Dr. Jerome E. Morris is the E. Desmond Lee Endowed Professor of Urban Education at the University of Missouri-St. Louis, located in the United States. He also serves as the founder and director of the Center for Communally Bonded Research in St. Louis, an initiative that embodies his commitment to bridging the gap between academic inquiry and community needs. His research critically examines the intersection of race, social class, and the geography of educational opportunity.
In 2025, Morris was elected President of the American Educational Research Association (AERA), where he is also an elected Fellow. During his AERA presidency (2026-2027), Morris is dedicated to transcending boundaries and borders in education research and to envisioning education as a transformative force for equity.
A former public-school teacher and founder of a rites-of-passage program, Morris has developed innovative conceptual frameworks that emphasize the need for authentic partnerships with historically marginalized people and low-resource communities and schools. His latest book, Central City's Joy and Pain: Solidarity, Survival, and Soul in a Birmingham Housing Project (University of Georgia Press), melds historical and sociological analysis with poignant memoir, capturing public housing residents’ efforts to sustain their community amid the harsh realities of housing and educational inequities.

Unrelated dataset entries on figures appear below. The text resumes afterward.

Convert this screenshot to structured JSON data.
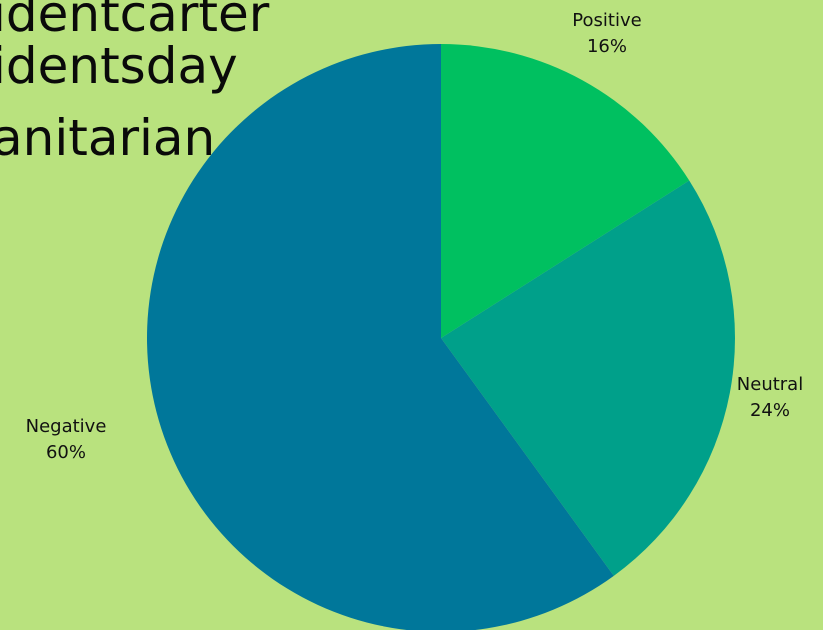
{
  "heading_fragments": [
    "identcarter",
    "identsday",
    "anitarian"
  ],
  "chart_data": {
    "type": "pie",
    "title": "",
    "start_angle_deg": 0,
    "direction": "clockwise",
    "slices": [
      {
        "label": "Positive",
        "value": 16,
        "value_text": "16%",
        "color": "#00c060"
      },
      {
        "label": "Neutral",
        "value": 24,
        "value_text": "24%",
        "color": "#00a08a"
      },
      {
        "label": "Negative",
        "value": 60,
        "value_text": "60%",
        "color": "#00779a"
      }
    ]
  }
}
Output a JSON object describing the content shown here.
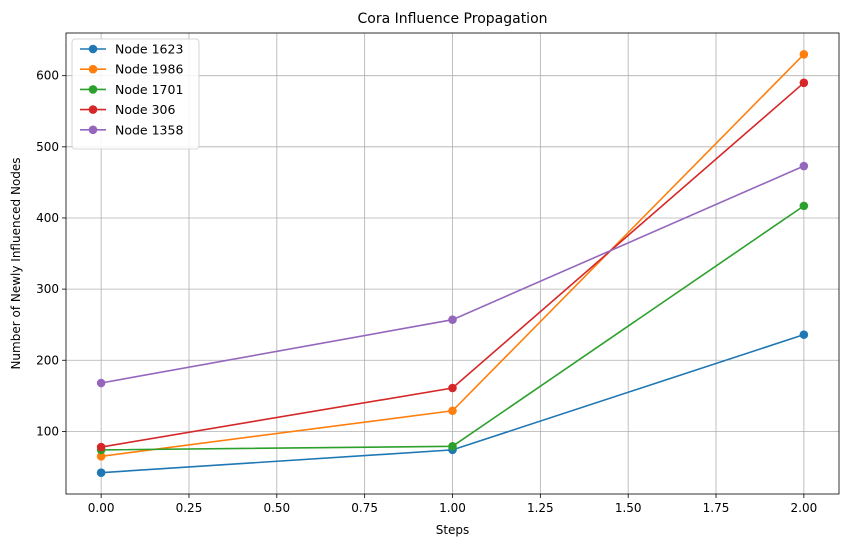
{
  "chart_data": {
    "type": "line",
    "title": "Cora Influence Propagation",
    "xlabel": "Steps",
    "ylabel": "Number of Newly Influenced Nodes",
    "x": [
      0,
      1,
      2
    ],
    "xlim": [
      -0.1,
      2.1
    ],
    "ylim": [
      12,
      660
    ],
    "xticks": [
      "0.00",
      "0.25",
      "0.50",
      "0.75",
      "1.00",
      "1.25",
      "1.50",
      "1.75",
      "2.00"
    ],
    "xtick_values": [
      0,
      0.25,
      0.5,
      0.75,
      1.0,
      1.25,
      1.5,
      1.75,
      2.0
    ],
    "yticks": [
      "100",
      "200",
      "300",
      "400",
      "500",
      "600"
    ],
    "ytick_values": [
      100,
      200,
      300,
      400,
      500,
      600
    ],
    "grid": true,
    "legend_position": "top-left",
    "series": [
      {
        "name": "Node 1623",
        "color": "#1f77b4",
        "values": [
          42,
          74,
          236
        ]
      },
      {
        "name": "Node 1986",
        "color": "#ff7f0e",
        "values": [
          65,
          129,
          630
        ]
      },
      {
        "name": "Node 1701",
        "color": "#2ca02c",
        "values": [
          74,
          79,
          417
        ]
      },
      {
        "name": "Node 306",
        "color": "#d62728",
        "values": [
          78,
          161,
          590
        ]
      },
      {
        "name": "Node 1358",
        "color": "#9467bd",
        "values": [
          168,
          257,
          473
        ]
      }
    ]
  }
}
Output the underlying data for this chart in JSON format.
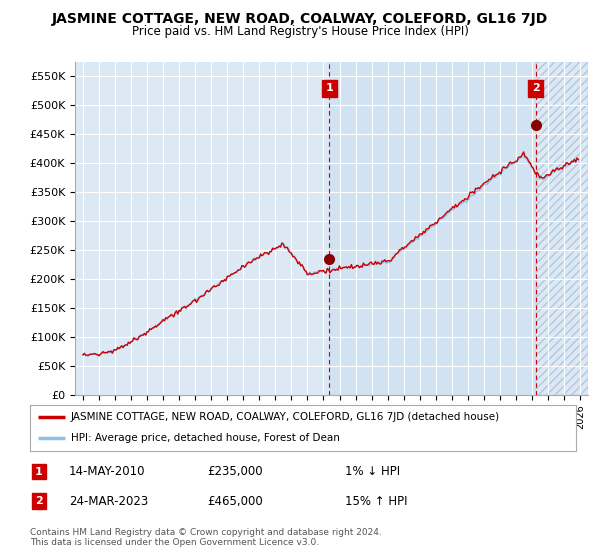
{
  "title": "JASMINE COTTAGE, NEW ROAD, COALWAY, COLEFORD, GL16 7JD",
  "subtitle": "Price paid vs. HM Land Registry's House Price Index (HPI)",
  "bg_color": "#dce9f5",
  "bg_color_highlight": "#c8dcf0",
  "grid_color": "#ffffff",
  "ylim": [
    0,
    575000
  ],
  "yticks": [
    0,
    50000,
    100000,
    150000,
    200000,
    250000,
    300000,
    350000,
    400000,
    450000,
    500000,
    550000
  ],
  "ytick_labels": [
    "£0",
    "£50K",
    "£100K",
    "£150K",
    "£200K",
    "£250K",
    "£300K",
    "£350K",
    "£400K",
    "£450K",
    "£500K",
    "£550K"
  ],
  "sale1_x": 2010.37,
  "sale1_y": 235000,
  "sale2_x": 2023.23,
  "sale2_y": 465000,
  "hpi_line_color": "#90c0e8",
  "price_line_color": "#cc0000",
  "vline_color": "#cc0000",
  "marker_color": "#880000",
  "legend_label1": "JASMINE COTTAGE, NEW ROAD, COALWAY, COLEFORD, GL16 7JD (detached house)",
  "legend_label2": "HPI: Average price, detached house, Forest of Dean",
  "table_row1": [
    "1",
    "14-MAY-2010",
    "£235,000",
    "1% ↓ HPI"
  ],
  "table_row2": [
    "2",
    "24-MAR-2023",
    "£465,000",
    "15% ↑ HPI"
  ],
  "footer": "Contains HM Land Registry data © Crown copyright and database right 2024.\nThis data is licensed under the Open Government Licence v3.0.",
  "xlim_start": 1994.5,
  "xlim_end": 2026.5
}
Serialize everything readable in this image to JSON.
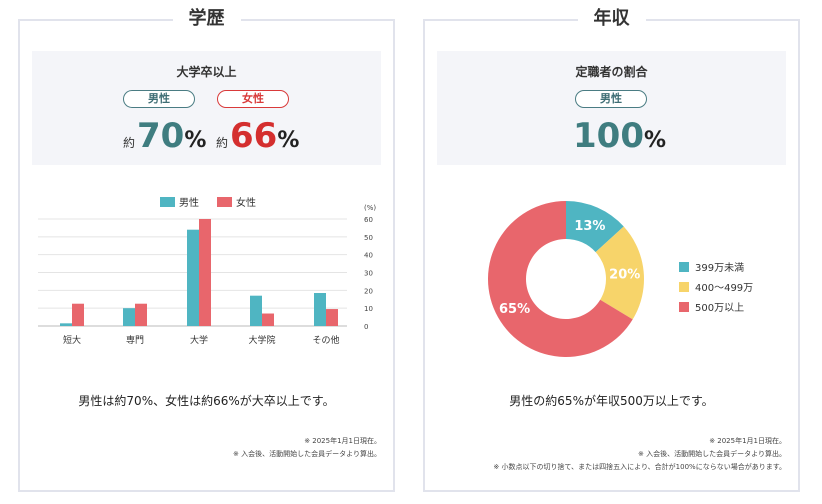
{
  "education": {
    "title": "学歴",
    "summary": {
      "title": "大学卒以上",
      "male_label": "男性",
      "female_label": "女性",
      "prefix": "約",
      "male_value": "70",
      "female_value": "66",
      "unit": "%"
    },
    "caption": "男性は約70%、女性は約66%が大卒以上です。",
    "notes": [
      "※ 2025年1月1日現在。",
      "※ 入会後、活動開始した会員データより算出。"
    ]
  },
  "income": {
    "title": "年収",
    "summary": {
      "title": "定職者の割合",
      "male_label": "男性",
      "value": "100",
      "unit": "%"
    },
    "caption": "男性の約65%が年収500万以上です。",
    "notes": [
      "※ 2025年1月1日現在。",
      "※ 入会後、活動開始した会員データより算出。",
      "※ 小数点以下の切り捨て、または四捨五入により、合計が100%にならない場合があります。"
    ]
  },
  "colors": {
    "male": "#4fb5c2",
    "female": "#e8666c",
    "yellow": "#f7d46a",
    "teal_text": "#3f7d80",
    "red_text": "#d42f2f"
  },
  "chart_data": [
    {
      "type": "bar",
      "title": "",
      "categories": [
        "短大",
        "専門",
        "大学",
        "大学院",
        "その他"
      ],
      "series": [
        {
          "name": "男性",
          "values": [
            1.5,
            10,
            54,
            17,
            18.5
          ]
        },
        {
          "name": "女性",
          "values": [
            12.5,
            12.5,
            60,
            7,
            9.5
          ]
        }
      ],
      "ylabel": "(%)",
      "ylim": [
        0,
        60
      ],
      "yticks": [
        0,
        10,
        20,
        30,
        40,
        50,
        60
      ],
      "legend": "top-center",
      "grid": true
    },
    {
      "type": "pie",
      "title": "",
      "labels": [
        "399万未満",
        "400〜499万",
        "500万以上"
      ],
      "values": [
        13,
        20,
        65
      ],
      "value_labels": [
        "13%",
        "20%",
        "65%"
      ],
      "colors": [
        "#4fb5c2",
        "#f7d46a",
        "#e8666c"
      ],
      "donut": true,
      "legend": "right"
    }
  ]
}
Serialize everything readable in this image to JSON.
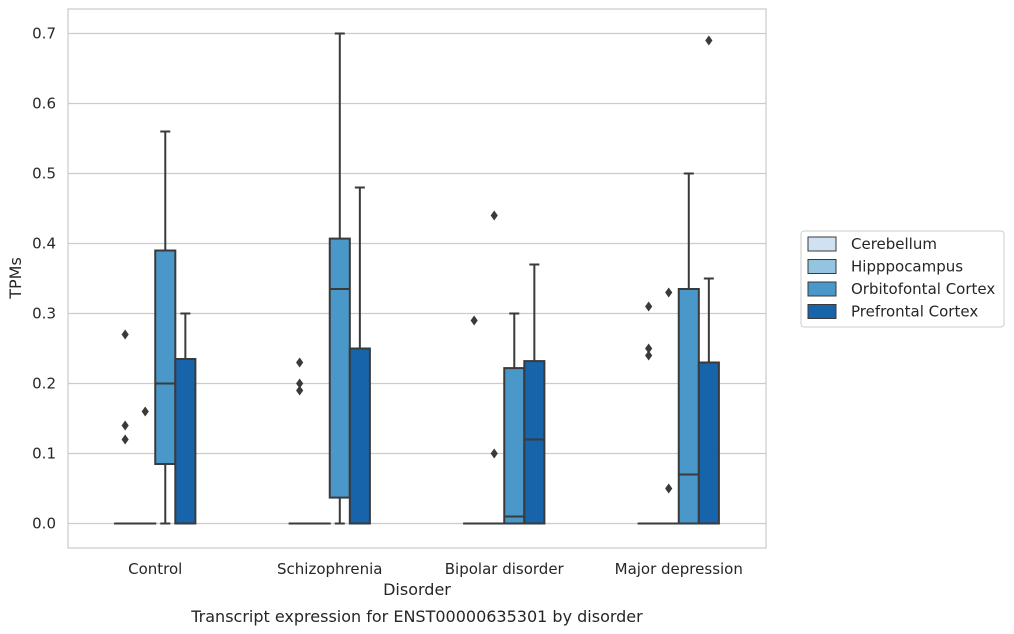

Morris’s three-decade career includes serving as a tenured full professor in the College of Education and a Research Fellow at the University of Georgia’s Institute for Behavioral Research in the U.S. He also authored the book
Troubling the Waters: Fulfilling the Promises of Quality Public Schooling for Black Children (Teachers College Press) and has published extensively in leading research journals, including the
American Educational Research Journal, Educational Researcher, Review of Research in Education, and
Teachers College Record. Morris’s research has garnered funding from distinguished organizations, including the Spencer Foundation’s Lyle Research Award to Transform Education and AERA’s research grants program.